Both unintentional interference such as from pirate radio stations or intentional deliberate ‘jamming’ by criminals is still rare but as technology that can hamper GPS signals becomes more readily available, the situation is expected to get worse.
And while the effects of signal failure of the GPS system may have obvious results for people who use it for navigation (ending up in the wrong location or getting lost) it could have more serious and profound repercussions for the technologies that rely on GPS for time signals.
As so many technologies now rely on GPS timing signals from telephone networks, the internet, banking and traffic lights and even our power grid any signal failure no matter how briefly, could cause serious problems.
The main problem with the GPS signal is that it is very weak and as it comes from space bound satellites, little can be done to boost the signal so any similar frequency being broadcast in a local area can easily drown out GPS.

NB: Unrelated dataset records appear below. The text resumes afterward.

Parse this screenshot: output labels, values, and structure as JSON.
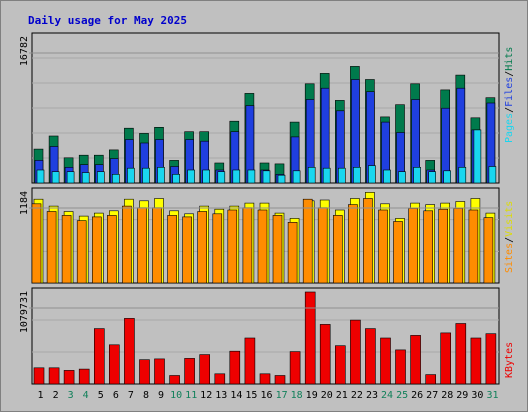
{
  "title": "Daily usage for May 2025",
  "colors": {
    "background": "#c0c0c0",
    "plot_bg": "#c0c0c0",
    "title": "#0000cc",
    "hits": "#007a4c",
    "files": "#1f3fdf",
    "pages": "#19d6ef",
    "visits": "#ffff00",
    "sites": "#ff8c00",
    "kbytes": "#ee0000",
    "day_weekday": "#000000",
    "day_weekend": "#11805a",
    "separator": "#000000"
  },
  "chart_data": [
    {
      "type": "bar",
      "panel": "hits-files-pages",
      "ylim": [
        0,
        16782
      ],
      "ytick_label": "16782",
      "grid": true,
      "legend": {
        "placement": "right",
        "entries": [
          "Pages",
          "Files",
          "Hits"
        ],
        "separator": "/"
      },
      "categories": [
        "1",
        "2",
        "3",
        "4",
        "5",
        "6",
        "7",
        "8",
        "9",
        "10",
        "11",
        "12",
        "13",
        "14",
        "15",
        "16",
        "17",
        "18",
        "19",
        "20",
        "21",
        "22",
        "23",
        "24",
        "25",
        "26",
        "27",
        "28",
        "29",
        "30",
        "31"
      ],
      "series": [
        {
          "name": "Hits",
          "values": [
            3900,
            5400,
            2900,
            3200,
            3200,
            3800,
            6300,
            5700,
            6400,
            2600,
            5900,
            5900,
            2300,
            7100,
            10300,
            2300,
            2200,
            7000,
            11400,
            12600,
            9500,
            13400,
            11900,
            7600,
            9000,
            11400,
            2600,
            10700,
            12400,
            7500,
            9800
          ]
        },
        {
          "name": "Files",
          "values": [
            2600,
            4200,
            1800,
            2100,
            2100,
            2800,
            5000,
            4600,
            5000,
            1900,
            5000,
            4800,
            1500,
            5900,
            8900,
            1500,
            1000,
            5300,
            9600,
            10900,
            8300,
            11900,
            10500,
            7000,
            5800,
            9600,
            1500,
            8600,
            10900,
            6100,
            9200
          ]
        },
        {
          "name": "Pages",
          "values": [
            1500,
            1300,
            1300,
            1200,
            1300,
            1000,
            1700,
            1700,
            1800,
            1000,
            1500,
            1500,
            1300,
            1500,
            1500,
            1400,
            900,
            1400,
            1800,
            1700,
            1700,
            1800,
            2000,
            1500,
            1300,
            1800,
            1300,
            1400,
            1800,
            6100,
            1900
          ]
        }
      ]
    },
    {
      "type": "bar",
      "panel": "visits-sites",
      "ylim": [
        0,
        1184
      ],
      "ytick_label": "1184",
      "grid": true,
      "legend": {
        "placement": "right",
        "entries": [
          "Sites",
          "Visits"
        ],
        "separator": "/"
      },
      "categories": [
        "1",
        "2",
        "3",
        "4",
        "5",
        "6",
        "7",
        "8",
        "9",
        "10",
        "11",
        "12",
        "13",
        "14",
        "15",
        "16",
        "17",
        "18",
        "19",
        "20",
        "21",
        "22",
        "23",
        "24",
        "25",
        "26",
        "27",
        "28",
        "29",
        "30",
        "31"
      ],
      "series": [
        {
          "name": "Visits",
          "values": [
            1090,
            1000,
            930,
            870,
            910,
            940,
            1090,
            1070,
            1100,
            940,
            900,
            1000,
            960,
            1000,
            1040,
            1040,
            910,
            840,
            1070,
            1080,
            950,
            1100,
            1180,
            1030,
            840,
            1040,
            1020,
            1040,
            1060,
            1100,
            910
          ]
        },
        {
          "name": "Sites",
          "values": [
            1030,
            930,
            880,
            810,
            860,
            880,
            1000,
            980,
            980,
            880,
            860,
            930,
            900,
            950,
            980,
            950,
            880,
            790,
            1090,
            980,
            880,
            1020,
            1100,
            950,
            800,
            970,
            940,
            960,
            970,
            950,
            850
          ]
        }
      ]
    },
    {
      "type": "bar",
      "panel": "kbytes",
      "ylim": [
        0,
        1079731
      ],
      "ytick_label": "1079731",
      "grid": true,
      "legend": {
        "placement": "right",
        "entries": [
          "KBytes"
        ]
      },
      "categories": [
        "1",
        "2",
        "3",
        "4",
        "5",
        "6",
        "7",
        "8",
        "9",
        "10",
        "11",
        "12",
        "13",
        "14",
        "15",
        "16",
        "17",
        "18",
        "19",
        "20",
        "21",
        "22",
        "23",
        "24",
        "25",
        "26",
        "27",
        "28",
        "29",
        "30",
        "31"
      ],
      "series": [
        {
          "name": "KBytes",
          "values": [
            190000,
            190000,
            160000,
            175000,
            650000,
            460000,
            770000,
            285000,
            295000,
            100000,
            300000,
            345000,
            120000,
            385000,
            540000,
            120000,
            100000,
            380000,
            1079731,
            700000,
            450000,
            750000,
            650000,
            540000,
            400000,
            570000,
            110000,
            600000,
            710000,
            540000,
            590000
          ]
        }
      ]
    }
  ],
  "day_labels": [
    "1",
    "2",
    "3",
    "4",
    "5",
    "6",
    "7",
    "8",
    "9",
    "10",
    "11",
    "12",
    "13",
    "14",
    "15",
    "16",
    "17",
    "18",
    "19",
    "20",
    "21",
    "22",
    "23",
    "24",
    "25",
    "26",
    "27",
    "28",
    "29",
    "30",
    "31"
  ],
  "weekend_days": [
    "3",
    "4",
    "10",
    "11",
    "17",
    "18",
    "24",
    "25",
    "31"
  ]
}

However, GPS is not the only accurate and secure method of receiving the time from an atomic clock source. Many national physics laboratories from across the globe broadcast atomic clock signals via radio waves (usually long wave). In the USA these signals are broadcast by NIST (National Institute for Standards and Time (known as WWVB) whilst in the UK, it’s MSF signal is broadcast by NPL (National Physical Laboratory).
Dual time servers that can receive both signals are available and are a safer bet for any high technology company that can’t afford to risk losing a time signal.